To oferta dla inwestorów, jednak bardzo ciekawie przedstawia się również oferta instytucjonalna po prostu dla zwykłych najemców. Wrocławskim przykładem może być system TBS i nowe nieruchomości budowane w tej formie na osiedlu Leśnica.
- To bardzo ciekawe rozwiązanie, zwłaszcza, że klient dostaje nieruchomość nową, wykończoną pod klucz. Co prawda wnosi opłatę partycypacyjną, ale mimo wszystko – biorąc całościowe koszty, a więc wysokość czynszu, jest to rozwiązanie bardziej opłacalne niż wieloletni wynajem na wolnym rynku. Jest też znacznie tańsze od kupna mieszkania na kredyt. Poza tym oferta tego typu może być atrakcyjna dla ludzi z niższą zdolnością kredytową. Należy jednak również pamiętać o warunkach, oprócz wkładu partycypacyjnego jest też kryterium dochodowe oraz wymóg nieposiadania żadnego innego mieszkania na własność – komentuje Leszek Michniak.
Przykładowo: czynsz najmu 51 – metrowego mieszkania pod klucz, w TBS w Leśnicy wynosi 702 zł, co daje 14 zł za metr kwadratowy, a więc o ponad 50 proc. niższą stawkę od rynkowych.
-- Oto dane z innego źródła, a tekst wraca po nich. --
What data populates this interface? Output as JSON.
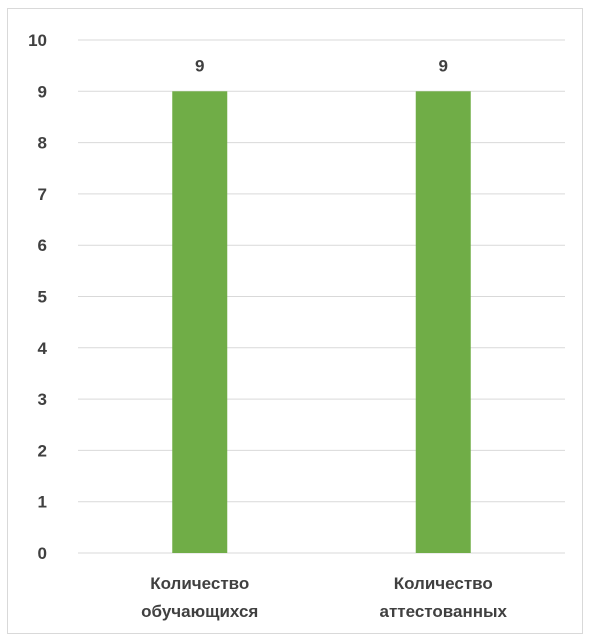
{
  "chart_data": {
    "type": "bar",
    "categories": [
      [
        "Количество",
        "обучающихся"
      ],
      [
        "Количество",
        "аттестованных"
      ]
    ],
    "values": [
      9,
      9
    ],
    "data_labels": [
      "9",
      "9"
    ],
    "ylim": [
      0,
      10
    ],
    "y_ticks": [
      0,
      1,
      2,
      3,
      4,
      5,
      6,
      7,
      8,
      9,
      10
    ],
    "grid": true,
    "legend": "none",
    "colors": {
      "bar": "#70ad47",
      "grid": "#d9d9d9",
      "text": "#404040"
    }
  }
}
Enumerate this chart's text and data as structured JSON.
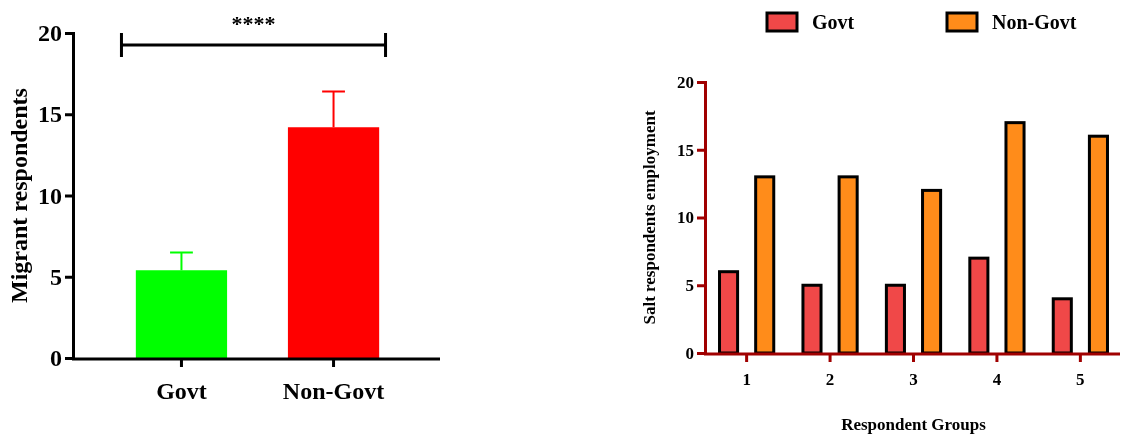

Za takie pieniądze, klient staje się „dożywotnio” najemcą mieszkania z balkonem, lub ogródkiem Mieszkanie jest wykończone w standardzie do zamieszkania, na podłogach w kuchni i łazience wykładziny PCV, w pokojach panele lub wykładzina podłogowa.
Wynajem mieszkań we Wrocławiu – perspektywy rynkowe
Wszystko wskazuje na to, że w najbliższych latach utrzyma się wysoka koniunktura na mieszkania na wynajem we Wrocławiu. Zapotrzebowanie będzie duże, generowane nie tylko przez studentów, ale też rosnącą rzeszę pracowników, w tym przybyszów zza wschodniej granicy. Wrocław to jeden z największych ośrodków akademickich i najdynamiczniejszych rynków pracy w naszym kraju. Całościowy obraz jest więc pozytywny. Z inwestycyjnego punktu widzenia, stolica Dolnego Śląska to atrakcyjna lokalizacja na zakup nieruchomości pod wynajem. O sukcesie inwestycyjnym przesądza przede wszystkim cena kupna w relacji do potencjału nieruchomości i możliwego do uzyskania czynszu najmu.